Weil der Senat seine eigenen Eckdaten auch selbst nicht erst nehmen konnte, hatte er von Anfang an im Parlament eine Umbauhilfe in der Größenordnung von 18 Millionen Euro losgeeist. Nach dem Darwin‘schen Verfahren des Überlebens der Überlebensfähigsten ging nun der Wettlauf um das Geld los. Die Ressorts meldeten mehr als das Dreifache an Bedarf an. Dann kam auch noch der 11. September, womit Inneres den unbestrittenen ersten Platz davontrug. Die Haushaltsberatungen des Parlaments waren gekennzeichnet von ungelösten Problemen trotz Kapital-, Vor- und Zwischenfinanzierungen in Hülle und Fülle: Bäderkonzept, Straßenreinigung, riesige Löcher im Kulturhaushalt, die Bremer Schulen ab Herbst 2002 ohne Strom und Licht.

Die Grünen sind schon erstaunt, meine Damen und Herren, wie klaglos Sie von der großen Koalition es Ihrem Senat nachsehen, dass er vor so vielen unangenehmen Dingen den Kopf in den Sand ge

steckt hat. Wohl wahr, unser Bürgermeister Dr. Scherf ist kein Freund von Problemen, Fakten und Argumenten!

(Abg. Frau W i e d e m e y e r [SPD]: Nein, er löst sie!)
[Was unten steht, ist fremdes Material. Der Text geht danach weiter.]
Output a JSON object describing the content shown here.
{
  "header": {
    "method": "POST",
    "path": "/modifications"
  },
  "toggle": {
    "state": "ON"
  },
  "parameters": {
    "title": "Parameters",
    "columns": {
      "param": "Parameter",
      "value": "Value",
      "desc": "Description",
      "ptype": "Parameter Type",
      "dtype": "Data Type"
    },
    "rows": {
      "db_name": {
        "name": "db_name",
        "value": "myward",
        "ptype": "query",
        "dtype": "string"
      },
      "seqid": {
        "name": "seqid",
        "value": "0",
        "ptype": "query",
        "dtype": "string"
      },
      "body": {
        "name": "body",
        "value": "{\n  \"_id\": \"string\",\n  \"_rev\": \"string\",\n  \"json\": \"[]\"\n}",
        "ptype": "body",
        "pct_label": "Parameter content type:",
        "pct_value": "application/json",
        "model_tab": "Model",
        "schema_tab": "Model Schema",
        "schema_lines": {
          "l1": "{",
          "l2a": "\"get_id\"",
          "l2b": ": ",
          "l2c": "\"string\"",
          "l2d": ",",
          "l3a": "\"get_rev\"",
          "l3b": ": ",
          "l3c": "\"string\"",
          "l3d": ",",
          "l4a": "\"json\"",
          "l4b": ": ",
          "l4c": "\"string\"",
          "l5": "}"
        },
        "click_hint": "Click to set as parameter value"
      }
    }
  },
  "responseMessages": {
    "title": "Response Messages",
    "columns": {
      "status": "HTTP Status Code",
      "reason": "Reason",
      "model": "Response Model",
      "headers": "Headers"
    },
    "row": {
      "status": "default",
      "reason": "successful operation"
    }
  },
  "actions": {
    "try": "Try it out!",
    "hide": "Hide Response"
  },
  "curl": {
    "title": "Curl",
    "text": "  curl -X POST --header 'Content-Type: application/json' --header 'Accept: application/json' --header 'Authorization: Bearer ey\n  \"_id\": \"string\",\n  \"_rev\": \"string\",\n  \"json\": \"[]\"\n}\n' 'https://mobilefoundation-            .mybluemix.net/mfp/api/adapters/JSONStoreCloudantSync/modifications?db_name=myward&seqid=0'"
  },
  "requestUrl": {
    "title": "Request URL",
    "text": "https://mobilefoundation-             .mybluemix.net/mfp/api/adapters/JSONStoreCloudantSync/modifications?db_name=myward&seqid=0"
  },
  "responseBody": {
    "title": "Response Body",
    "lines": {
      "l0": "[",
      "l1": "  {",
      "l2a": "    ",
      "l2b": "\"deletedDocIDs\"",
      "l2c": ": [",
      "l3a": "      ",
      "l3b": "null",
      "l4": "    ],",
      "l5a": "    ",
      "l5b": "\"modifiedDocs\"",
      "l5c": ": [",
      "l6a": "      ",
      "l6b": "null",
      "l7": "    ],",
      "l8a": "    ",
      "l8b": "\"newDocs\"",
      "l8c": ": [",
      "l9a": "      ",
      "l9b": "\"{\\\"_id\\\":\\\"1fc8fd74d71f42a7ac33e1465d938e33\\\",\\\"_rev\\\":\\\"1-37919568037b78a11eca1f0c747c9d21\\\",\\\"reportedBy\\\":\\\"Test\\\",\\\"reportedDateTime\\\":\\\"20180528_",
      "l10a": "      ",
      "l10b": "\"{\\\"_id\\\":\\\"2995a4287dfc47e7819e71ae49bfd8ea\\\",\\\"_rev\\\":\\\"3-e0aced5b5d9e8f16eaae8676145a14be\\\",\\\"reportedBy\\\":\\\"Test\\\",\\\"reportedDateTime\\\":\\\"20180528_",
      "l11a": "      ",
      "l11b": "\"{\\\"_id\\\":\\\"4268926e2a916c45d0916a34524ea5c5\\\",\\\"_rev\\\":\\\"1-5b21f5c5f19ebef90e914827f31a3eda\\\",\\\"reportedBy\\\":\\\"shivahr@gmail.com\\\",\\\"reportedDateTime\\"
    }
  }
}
Die Beratungen in der großen Koalition hatten es in sich. Wenn Inneres gewinnt, muss auch Bildung dabei sein. Bei Kultur hätten Sie beide zu Recht Ärger bekommen. 20 Millionen Euro weiteren unabweislichen Finanzbedarf erkannte die große Koalition. Zur Finanzierung werden ganz einfach höhere Schulden geplant und vor allem etwas von der so genannten Planungsreserve abgeschöpft. Seit ein paar Jahren dürfen die Ressorts nicht von Beginn des Jahres an über 100 Prozent ihrer konsumtiven Mittel verfügen. Dass das freie Mittel sind, Herr Böhrnsen, hat sich bis zu uns noch nicht herumgesprochen. Fünf Prozent müssen im Rahmen des Haushaltsvollzugs zunächst zurückgehalten werden. Davon hat die große Koalition ein Prozent jetzt schon zu Beginn des Haushaltsjahres einkassiert, um 20 Millionen Euro anders verteilen zu können.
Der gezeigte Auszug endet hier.